Abstract:
Gullies often occur in semi-arid regions characterized by rainfall variability,
seasonality and increased overland flow, affecting ecological fragility of an area.
In most gully prone areas, extent of land affected by gullies is increasing. Thus,
predicting susceptibility to gully erosion in semi-arid environment is an
important step towards effective rehabilitating and prevention of gully erosion.
Proneness to gully occurrence was assessed against; Land cover/land use, slope,
soil characteristics, rainfall variability and elevation, and modelled using GISbased bivariate statistical approach. The study assessed influence of
geomorphological factors on gully erosion, analyzed and developed gully
erosion susceptibility map and verified gully susceptibility images using error
matrix of class labels in classified map against ground truth reference data. A
total of 66 gullied areas (width and depth ≥ ranging 0.5m), were mapped using
15m resolution Landsat images for 2018 and field surveys to estimate
susceptibility to gully erosion by Global Mapper software in GIS. The images
were verified using 120 pixels of known 15 gully presence or absence to produce
an error matrix based on comparison of actual outcomes to predicted outcomes.

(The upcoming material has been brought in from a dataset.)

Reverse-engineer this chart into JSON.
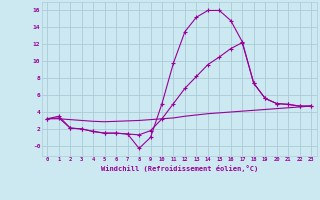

Influence of conditioning factors to gully erosion showed a significant positive
relationship between gully susceptibility and gully conditioning factors with
consistency value; CR =0.097; value< 0.1, indicating, individual
conditioning factors influenced gully erosion. Slope (43%) and soil
lithotype (25%), had most influence on gully susceptibility, while land
cover/land use (12%) and rainfall (12) had least impact. Verification results
showed satisfactory agreement between susceptibility map and field data on
gullied areas at approximately 76.2%, an error of positive value of 4% and a
negative value of 7%. Thus, production of susceptibility map by bivariate
statistical method represents a useful tool for ending long and short-term gully
emergencies by planning conservation of semi-arid regions.